STAR - Development of a Novel Addiction Medicine Therapeutic - Assessing Whether Semaglutide Reduces Alcohol Craving

The STAR study (Semaglutide Therapy for Alcohol Reduction) represents a translational research effort examining whether semaglutide, a glucagon-like peptide-1 (GLP-1) receptor agonist approved for diabetes and weight-loss, can reduce alcohol craving and symptoms of Alcohol Use Disorder (AUD). This work builds on converging lines of evidence from preclinical models and clinical observations: animal studies in rodents and nonhuman primates have shown marked reductions in drug and alcohol consumption following GLP-1–based treatments, and clinicians have observed that some patients prescribed semaglutide for diabetes or weight loss report decreased urges to drink. A recently published human case series in The Journal of Clinical Psychiatry reported that six patients receiving semaglutide for weight-loss pharmacotherapy experienced significant decreases in their Alcohol Use Disorders Identification Test (AUDIT) scores, offering the first human evidence that semaglutide may specifically reduce AUD symptoms. The STAR clinical trial, conducted in Tulsa at the OSU Hardesty Center for Clinical Research and Neuroscience, is a randomized, placebo-controlled effort designed to move beyond case series and determine definitively whether semaglutide is safe and effective as a therapeutic for AUD. Funded by the Hardesty Family Foundation and the OSU Center for Health Sciences, STAR exemplifies collaborative research between institutions: investigators at the OU-TU School of Community Medicine and Oklahoma State University Center for Health Sciences have combined clinical and basic science expertise to pursue this novel therapeutic application.

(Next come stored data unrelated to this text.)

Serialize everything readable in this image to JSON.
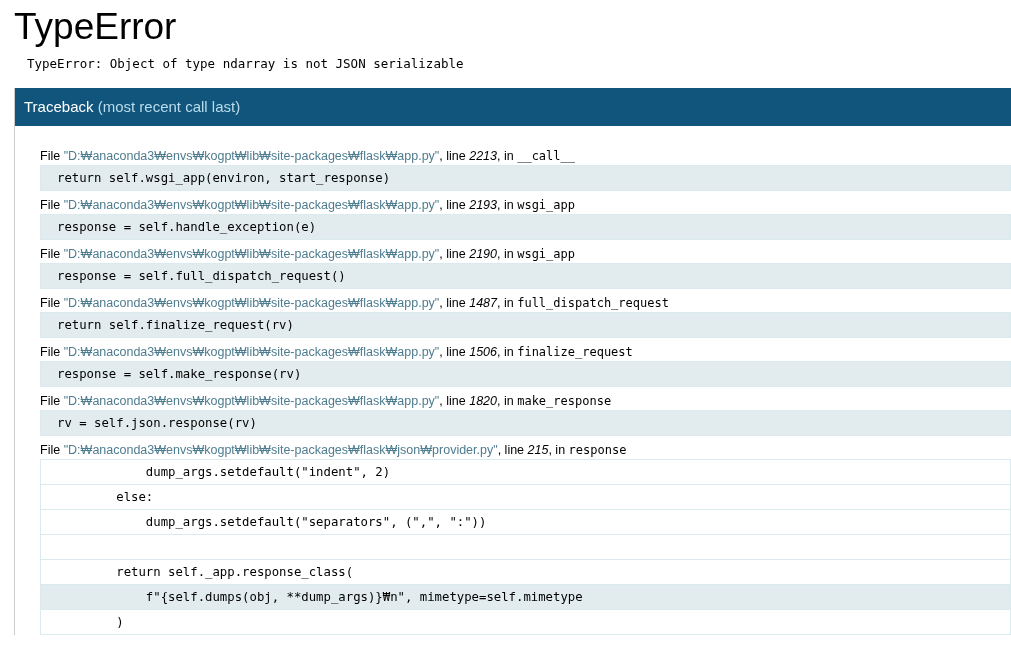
{
  "title": "TypeError",
  "message": "TypeError: Object of type ndarray is not JSON serializable",
  "traceback": {
    "heading": "Traceback",
    "note": "(most recent call last)",
    "frames": [
      {
        "file_label": "File",
        "path": "\"D:₩anaconda3₩envs₩kogpt₩lib₩site-packages₩flask₩app.py\"",
        "line_label": ", line",
        "line": "2213",
        "in_label": ", in",
        "function": "__call__",
        "source": [
          {
            "text": "return self.wsgi_app(environ, start_response)",
            "current": true
          }
        ]
      },
      {
        "file_label": "File",
        "path": "\"D:₩anaconda3₩envs₩kogpt₩lib₩site-packages₩flask₩app.py\"",
        "line_label": ", line",
        "line": "2193",
        "in_label": ", in",
        "function": "wsgi_app",
        "source": [
          {
            "text": "response = self.handle_exception(e)",
            "current": true
          }
        ]
      },
      {
        "file_label": "File",
        "path": "\"D:₩anaconda3₩envs₩kogpt₩lib₩site-packages₩flask₩app.py\"",
        "line_label": ", line",
        "line": "2190",
        "in_label": ", in",
        "function": "wsgi_app",
        "source": [
          {
            "text": "response = self.full_dispatch_request()",
            "current": true
          }
        ]
      },
      {
        "file_label": "File",
        "path": "\"D:₩anaconda3₩envs₩kogpt₩lib₩site-packages₩flask₩app.py\"",
        "line_label": ", line",
        "line": "1487",
        "in_label": ", in",
        "function": "full_dispatch_request",
        "source": [
          {
            "text": "return self.finalize_request(rv)",
            "current": true
          }
        ]
      },
      {
        "file_label": "File",
        "path": "\"D:₩anaconda3₩envs₩kogpt₩lib₩site-packages₩flask₩app.py\"",
        "line_label": ", line",
        "line": "1506",
        "in_label": ", in",
        "function": "finalize_request",
        "source": [
          {
            "text": "response = self.make_response(rv)",
            "current": true
          }
        ]
      },
      {
        "file_label": "File",
        "path": "\"D:₩anaconda3₩envs₩kogpt₩lib₩site-packages₩flask₩app.py\"",
        "line_label": ", line",
        "line": "1820",
        "in_label": ", in",
        "function": "make_response",
        "source": [
          {
            "text": "rv = self.json.response(rv)",
            "current": true
          }
        ]
      },
      {
        "file_label": "File",
        "path": "\"D:₩anaconda3₩envs₩kogpt₩lib₩site-packages₩flask₩json₩provider.py\"",
        "line_label": ", line",
        "line": "215",
        "in_label": ", in",
        "function": "response",
        "source": [
          {
            "text": "            dump_args.setdefault(\"indent\", 2)",
            "current": false
          },
          {
            "text": "        else:",
            "current": false
          },
          {
            "text": "            dump_args.setdefault(\"separators\", (\",\", \":\"))",
            "current": false
          },
          {
            "current": false
          },
          {
            "text": "        return self._app.response_class(",
            "current": false
          },
          {
            "text": "            f\"{self.dumps(obj, **dump_args)}₩n\", mimetype=self.mimetype",
            "current": true
          },
          {
            "text": "        )",
            "current": false
          }
        ]
      }
    ]
  }
}
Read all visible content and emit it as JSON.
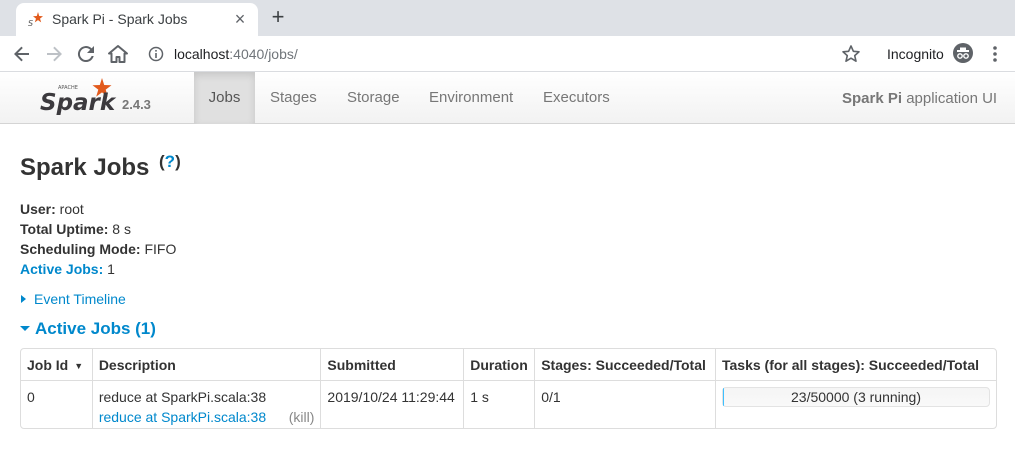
{
  "browser": {
    "tab_title": "Spark Pi - Spark Jobs",
    "url_host": "localhost",
    "url_path": ":4040/jobs/",
    "profile_label": "Incognito"
  },
  "navbar": {
    "version": "2.4.3",
    "items": [
      {
        "label": "Jobs",
        "active": true
      },
      {
        "label": "Stages",
        "active": false
      },
      {
        "label": "Storage",
        "active": false
      },
      {
        "label": "Environment",
        "active": false
      },
      {
        "label": "Executors",
        "active": false
      }
    ],
    "app_name": "Spark Pi",
    "app_suffix": " application UI"
  },
  "page": {
    "title": "Spark Jobs",
    "help": "?",
    "summary": {
      "user_label": "User:",
      "user_value": " root",
      "uptime_label": "Total Uptime:",
      "uptime_value": " 8 s",
      "mode_label": "Scheduling Mode:",
      "mode_value": " FIFO",
      "active_label": "Active Jobs:",
      "active_value": " 1"
    },
    "event_timeline": "Event Timeline",
    "active_section": "Active Jobs (1)"
  },
  "table": {
    "headers": [
      "Job Id",
      "Description",
      "Submitted",
      "Duration",
      "Stages: Succeeded/Total",
      "Tasks (for all stages): Succeeded/Total"
    ],
    "sort_indicator": "▼",
    "rows": [
      {
        "job_id": "0",
        "description": "reduce at SparkPi.scala:38",
        "description_link": "reduce at SparkPi.scala:38",
        "kill": "(kill)",
        "submitted": "2019/10/24 11:29:44",
        "duration": "1 s",
        "stages": "0/1",
        "tasks": "23/50000 (3 running)",
        "tasks_progress": 0.00046
      }
    ]
  },
  "colors": {
    "link": "#0088cc",
    "spark_orange": "#e25a1c",
    "progress_fill": "#3ec0ff"
  }
}
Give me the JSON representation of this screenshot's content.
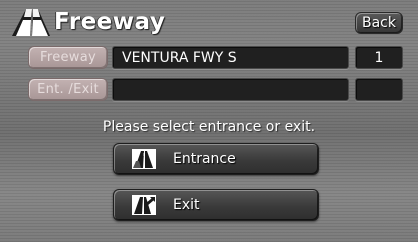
{
  "header": {
    "title": "Freeway",
    "title_icon": "road-icon",
    "back_label": "Back"
  },
  "rows": {
    "freeway": {
      "button_label": "Freeway",
      "name_value": "VENTURA FWY S",
      "number_value": "1"
    },
    "entrance_exit": {
      "button_label": "Ent. /Exit",
      "name_value": "",
      "number_value": ""
    }
  },
  "prompt": "Please select entrance or exit.",
  "actions": {
    "entrance": {
      "label": "Entrance",
      "icon": "freeway-entrance-icon"
    },
    "exit": {
      "label": "Exit",
      "icon": "freeway-exit-icon"
    }
  },
  "colors": {
    "background": "#7c7c7c",
    "disabled_button": "#b4a2a2",
    "field_background": "#202020",
    "button_dark": "#3a3a3a",
    "text": "#ffffff"
  }
}
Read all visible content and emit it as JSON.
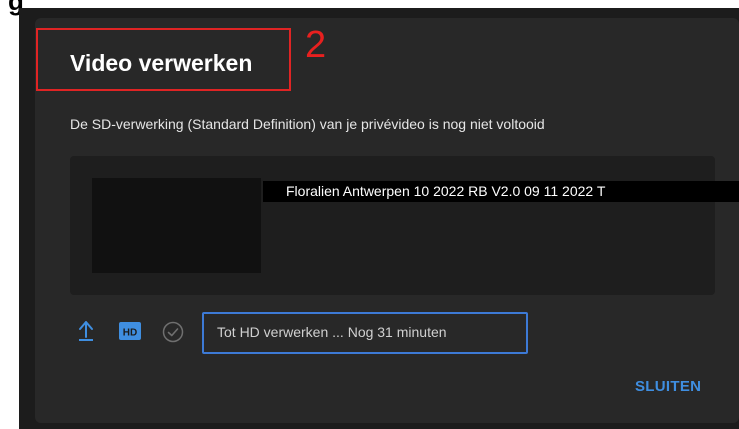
{
  "page": {
    "cut_heading": "g"
  },
  "dialog": {
    "title": "Video verwerken",
    "step_number": "2",
    "subtitle": "De SD-verwerking (Standard Definition) van je privévideo is nog niet voltooid",
    "video": {
      "filename": "Floralien Antwerpen 10 2022 RB V2.0 09 11 2022 T"
    },
    "status": {
      "text": "Tot HD verwerken ... Nog 31 minuten",
      "hd_badge": "HD"
    },
    "close_label": "SLUITEN"
  },
  "icons": {
    "upload": "upload-arrow-icon",
    "hd": "hd-badge-icon",
    "check": "check-circle-icon"
  },
  "colors": {
    "annotation_red": "#e02424",
    "accent_blue": "#3f8ee0",
    "dialog_bg": "#282828"
  }
}
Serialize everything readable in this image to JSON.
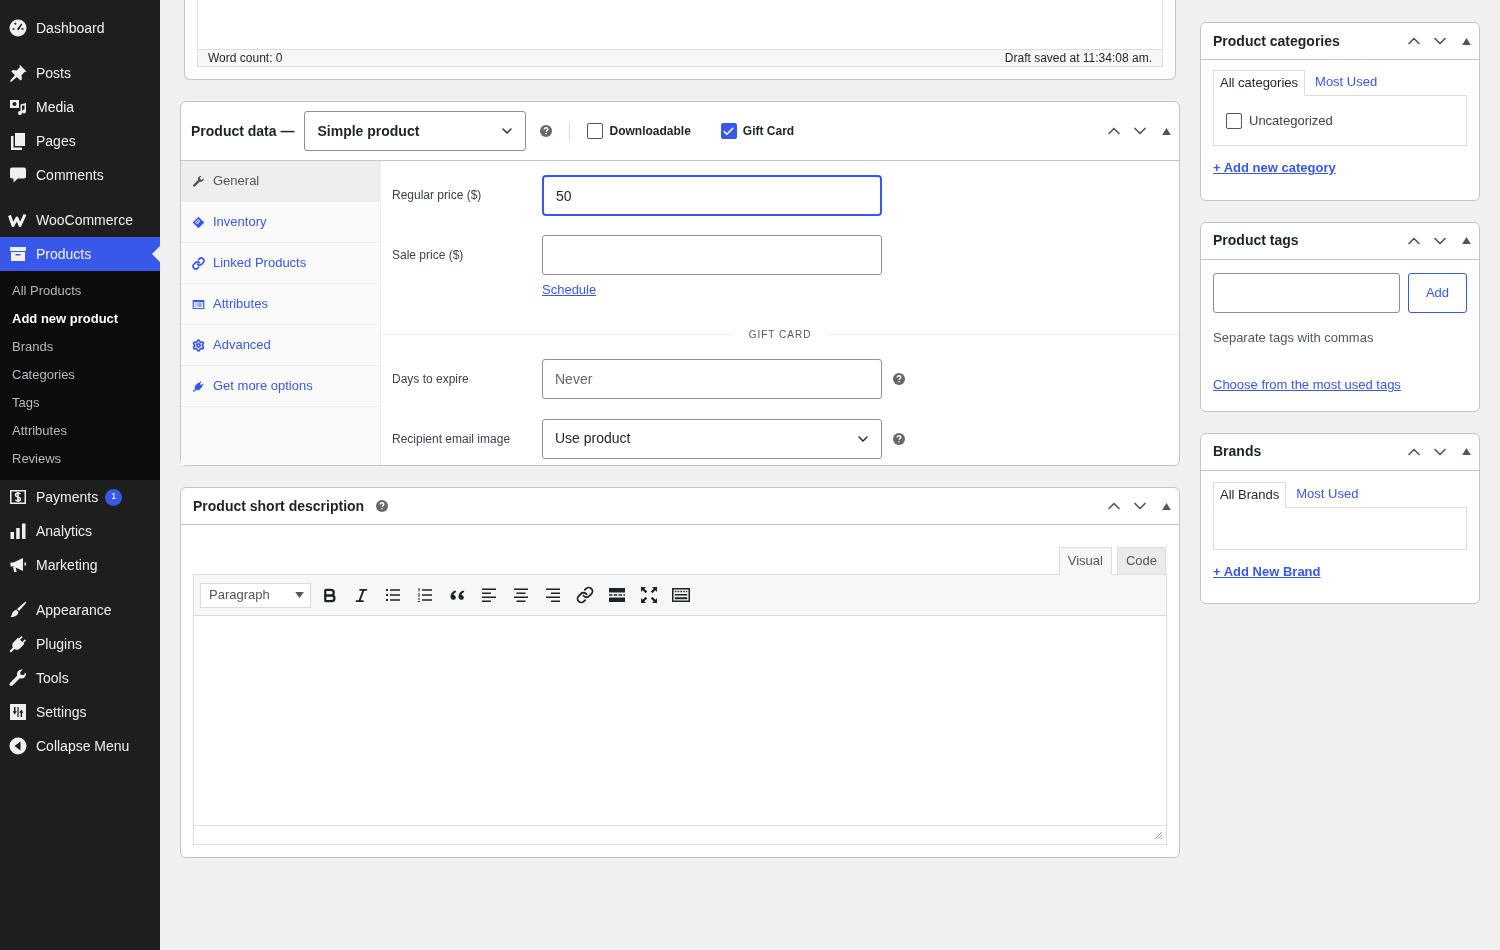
{
  "admin_menu": {
    "sections": [
      {
        "items": [
          {
            "label": "Dashboard",
            "selected": false
          }
        ]
      },
      {
        "items": [
          {
            "label": "Posts",
            "selected": false
          },
          {
            "label": "Media",
            "selected": false
          },
          {
            "label": "Pages",
            "selected": false
          },
          {
            "label": "Comments",
            "selected": false
          }
        ]
      },
      {
        "items": [
          {
            "label": "WooCommerce",
            "selected": false
          },
          {
            "label": "Products",
            "selected": true,
            "children": [
              {
                "label": "All Products",
                "selected": false
              },
              {
                "label": "Add new product",
                "selected": true
              },
              {
                "label": "Brands",
                "selected": false
              },
              {
                "label": "Categories",
                "selected": false
              },
              {
                "label": "Tags",
                "selected": false
              },
              {
                "label": "Attributes",
                "selected": false
              },
              {
                "label": "Reviews",
                "selected": false
              }
            ]
          },
          {
            "label": "Payments",
            "selected": false,
            "badge": "1"
          },
          {
            "label": "Analytics",
            "selected": false
          },
          {
            "label": "Marketing",
            "selected": false
          }
        ]
      },
      {
        "items": [
          {
            "label": "Appearance",
            "selected": false
          },
          {
            "label": "Plugins",
            "selected": false
          },
          {
            "label": "Tools",
            "selected": false
          },
          {
            "label": "Settings",
            "selected": false
          }
        ]
      }
    ],
    "collapse": {
      "label": "Collapse Menu"
    }
  },
  "content_editor": {
    "word_count": "Word count: 0",
    "save_status": "Draft saved at 11:34:08 am."
  },
  "product_data": {
    "title": "Product data —",
    "product_type": {
      "value": "Simple product"
    },
    "options": [
      {
        "label": "Downloadable",
        "checked": false
      },
      {
        "label": "Gift Card",
        "checked": true
      }
    ],
    "tabs": [
      {
        "label": "General",
        "selected": true
      },
      {
        "label": "Inventory",
        "selected": false
      },
      {
        "label": "Linked Products",
        "selected": false
      },
      {
        "label": "Attributes",
        "selected": false
      },
      {
        "label": "Advanced",
        "selected": false
      },
      {
        "label": "Get more options",
        "selected": false
      }
    ],
    "pricing_fields": [
      {
        "label": "Regular price ($)",
        "value": "50",
        "focused": true
      },
      {
        "label": "Sale price ($)",
        "focused": false,
        "link": "Schedule"
      }
    ],
    "gift_card": {
      "heading": "GIFT CARD",
      "fields": [
        {
          "kind": "text",
          "label": "Days to expire",
          "placeholder": "Never"
        },
        {
          "kind": "select",
          "label": "Recipient email image",
          "value": "Use product"
        }
      ]
    }
  },
  "short_description": {
    "title": "Product short description",
    "editor_tabs": [
      {
        "label": "Visual",
        "selected": true
      },
      {
        "label": "Code",
        "selected": false
      }
    ],
    "format": {
      "value": "Paragraph"
    }
  },
  "product_categories": {
    "title": "Product categories",
    "tabs": [
      {
        "label": "All categories",
        "selected": true
      },
      {
        "label": "Most Used",
        "selected": false
      }
    ],
    "categories": [
      {
        "label": "Uncategorized",
        "checked": false
      }
    ],
    "add_link": "+ Add new category"
  },
  "product_tags": {
    "title": "Product tags",
    "add_button": "Add",
    "hint": "Separate tags with commas",
    "link": "Choose from the most used tags"
  },
  "brands": {
    "title": "Brands",
    "tabs": [
      {
        "label": "All Brands",
        "selected": true
      },
      {
        "label": "Most Used",
        "selected": false
      }
    ],
    "add_link": "+ Add New Brand"
  }
}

A sister study in Baltimore funded by the National Institute on Drug Abuse is underway, reflecting wider interest in GLP-1-based approaches to addiction. Investigators emphasize that the initial case-series findings are preliminary and that larger, rigorously controlled trials are needed to validate and extend these results. Until placebo-controlled trial outcomes are available, clinicians are advised to continue recommending established behavioral treatments and FDA-approved medications for AUD. Nonetheless, STAR could expand the therapeutic arsenal against alcohol use disorder by repurposing a medication with an established safety profile for metabolic indications. The trial's design, situated in an academic clinical research environment, aims to assess both reductions in alcohol craving and broader changes in AUD symptomatology, using validated measures such as AUDIT scores. If STAR demonstrates clinically meaningful benefits, it would support further development of GLP-1 receptor agonists for addiction medicine, inform mechanisms linking metabolic and reward pathways, and potentially improve outcomes for individuals struggling with AUD. The study thus serves both as a test of a specific therapeutic hypothesis and as a model for interdisciplinary collaboration in advancing novel interventions for substance use disorders.